Karpathy’s char-rnn treats any file as a sequence of characters and trains an LSTM to predict the next one. It works on text. It works on code. The question was: does it work on MIDI?

MIDI files are binary, but they’re structured binary — a sequence of bytes encoding note events, timing, velocity, and channel information. If you squint, it’s not so different from a sequence of characters. The LSTM doesn’t know what a note is. It just sees bytes and tries to learn the patterns.

I found a corpus of Beethoven piano sonata MIDI files and pointed char-rnn at them. Same architecture as the Ulysses experiment: a multi-layer LSTM (LSTM.lua), trained character-by-character (byte-by-byte) on the raw file contents. I was running this on a 2015 MacBook Pro, maxing out the NVIDIA GPU — probably 2–3 layers with 128 hidden units, the largest I could fit.

The MIDI Prefix Trick

Here’s the part that took some figuring out: raw LSTM output is just bytes. To play it in a MIDI player, those bytes need to look like a valid MIDI file. MIDI files have a fixed header structure — a common prefix that tells the player the file format, number of tracks, and timing resolution.

The solution: I opened the Beethoven MIDI files as text and inspected them. Every file in the training corpus shared a common prefix near the beginning — the standard MIDI header bytes. I extracted that prefix and prepended it to the LSTM’s generated output before saving as a .mid file. The MIDI player then had enough structural context to interpret the rest of the bytes as music — or at least attempt to.

It worked. Imperfectly, but it worked.

What It Sounds Like

I converted the generated MIDI files to MP3 for easier listening. These were generated in late June / early July 2015.

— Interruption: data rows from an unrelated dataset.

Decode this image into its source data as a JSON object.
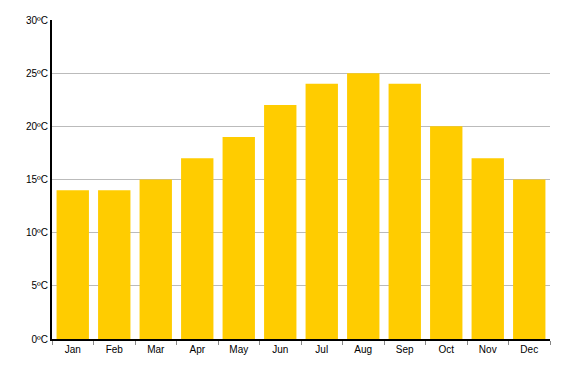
{
  "chart_data": {
    "type": "bar",
    "categories": [
      "Jan",
      "Feb",
      "Mar",
      "Apr",
      "May",
      "Jun",
      "Jul",
      "Aug",
      "Sep",
      "Oct",
      "Nov",
      "Dec"
    ],
    "values": [
      14,
      14,
      15,
      17,
      19,
      22,
      24,
      25,
      24,
      20,
      17,
      15
    ],
    "color": "#ffcc00",
    "ylim": [
      0,
      30
    ],
    "yticks": [
      {
        "value": 0,
        "label": "0ºC"
      },
      {
        "value": 5,
        "label": "5ºC"
      },
      {
        "value": 10,
        "label": "10ºC"
      },
      {
        "value": 15,
        "label": "15ºC"
      },
      {
        "value": 20,
        "label": "20ºC"
      },
      {
        "value": 25,
        "label": "25ºC"
      },
      {
        "value": 30,
        "label": "30ºC"
      }
    ],
    "grid": true
  }
}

Sample 1 (June 28, 2015 — early training):

Sample 2 (June 29, 2015 — same checkpoint, different seed):

Generated MIDI output (converted to MP3):

It’s not Beethoven. It’s not really music in any conventional sense. But there’s something in there — a vague sense of phrase structure, occasional melodic fragments that feel almost intentional, and a general character that’s distinctly piano-ish. The LSTM learned something about the byte-level structure of these files.

Why This Was Early

Google’s Magenta project launched in mid-2016 with a proper approach to music generation: representing music as a sequence of note events rather than raw bytes, using models that understand musical structure. That’s the right way to do it.

This was the wrong way to do it — and it still kind of worked, which is the interesting part. The char-rnn approach is maximally naive: no music theory, no note representation, no understanding of MIDI structure beyond what it could infer from the byte patterns in the training data. The MIDI prefix trick is a hack. And yet the output is recognizably piano-like.

The lesson I took from it: the unreasonable effectiveness of RNNs extends further than you’d expect. Even when the representation is wrong, the model finds something to learn.

What I’d Do Differently

Use a proper event-based representation — encode notes as (pitch, duration, velocity) tuples rather than raw bytes. This is exactly what Magenta did, and it produces dramatically better results. The byte-level approach conflates musical structure with file format structure, which is why the output sounds like it’s trying to be music but keeps getting distracted by MIDI headers.

Also: more data. Beethoven’s 32 piano sonatas is a small corpus. The model was almost certainly memorizing chunks rather than learning generalizable structure.

But for a weekend experiment in 2015 with a character-level LSTM and a pile of MIDI files — not bad.